Overview of the Process Groups and their Processors:
SimulateXmlTransitEvents (Process Group)
- GetFile fetches the vehicle location simulator data for files in a directory.
- UnpackContent decompresses the contents of FlowFiles from the traffic simulator zip file.
- ControlRate controls the rate at which FlowFiles are transferred to follow-on processors enabling traffic simulation.
- UpdateAttribute renames every FlowFile to give them unique names
- PutFile stores data to local file system
- Output Port makes the connection for the process group to connect to other components (process groups, processors, etc)
ParseTransitEvents (Process Group)
- Input Port ingests data from SimulateXmlTransitEvents Process Group
- ExtractTimestamp extracts the timestamp of the last update for vehicle location data returned from each FlowFile.
- SplitXML splits the parent's child elements into separate FlowFiles. Since vehicle is a child element in our xml file, each new vehicle element is stored separately.
- ExtractTransitObservations extracts attributes: vehicle id, direction, latitude, longitude and speed from vehicle element in each FlowFile.

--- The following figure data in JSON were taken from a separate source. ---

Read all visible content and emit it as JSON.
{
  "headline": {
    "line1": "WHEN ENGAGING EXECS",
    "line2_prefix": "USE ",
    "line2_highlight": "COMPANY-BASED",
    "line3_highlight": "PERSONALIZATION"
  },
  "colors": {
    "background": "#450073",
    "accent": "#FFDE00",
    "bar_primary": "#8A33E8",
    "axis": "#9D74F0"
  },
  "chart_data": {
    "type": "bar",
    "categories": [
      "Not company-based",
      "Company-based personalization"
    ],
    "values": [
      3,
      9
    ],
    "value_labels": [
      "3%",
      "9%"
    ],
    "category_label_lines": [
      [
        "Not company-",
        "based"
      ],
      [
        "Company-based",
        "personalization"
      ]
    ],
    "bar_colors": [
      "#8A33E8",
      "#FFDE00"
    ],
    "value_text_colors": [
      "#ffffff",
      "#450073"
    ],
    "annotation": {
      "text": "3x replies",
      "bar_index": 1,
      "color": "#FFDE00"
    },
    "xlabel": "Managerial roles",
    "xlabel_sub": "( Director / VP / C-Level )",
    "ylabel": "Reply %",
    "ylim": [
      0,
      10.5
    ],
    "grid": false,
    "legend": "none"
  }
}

- Output Port outputs data with the new FlowFile attribute (key/values) to the rest of the flow
ValidateGooglePlacesData (Process Group)
- Input Port ingests data from ParseTransitEvents Process Group
- ValidateNextBusData checks the NextBus Simulator data by routing FlowFiles only if their attributes contain transit observation data (Direction_of_Travel, Last_Time, Latitude, Longitude, Vehicle_ID, Vehicle_Speed)
- InvokeHTTP sends a rest call to Google Places API to pull in geo enriched data for transit location
- EvaluateJSONPath parses the flowfile content for city and neighborhoods_nearby
- ValidateGooglePlacesData checks the new Google Places data by routing FlowFiles only if their attributes contain geo enriched data (city, neighborhoods_nearby)
- Output Port outputs data with nonempty FlowFile attributes (key/values) to the rest of the flow
Summary
Congratulations! For the Geo Enrichment section of the dataflow, you learned to use InvokeHTTP to access geographic location of nearby places with Google Places Search API. You learned to add NiFi expression variables into InvokeHTTP property RemoteURL, so that the values for latitude and longitude constantly change in the URL when new FlowFiles pass through this processor. You learned to use EvaluateJsonPath similar to EvaluateXPath, except JSON Expression is used to extract JSON elements (neighborhoods_nearby & city) from a JSON structure. Now you know how to incorporate external API's into NiFi further enhance the dataflow.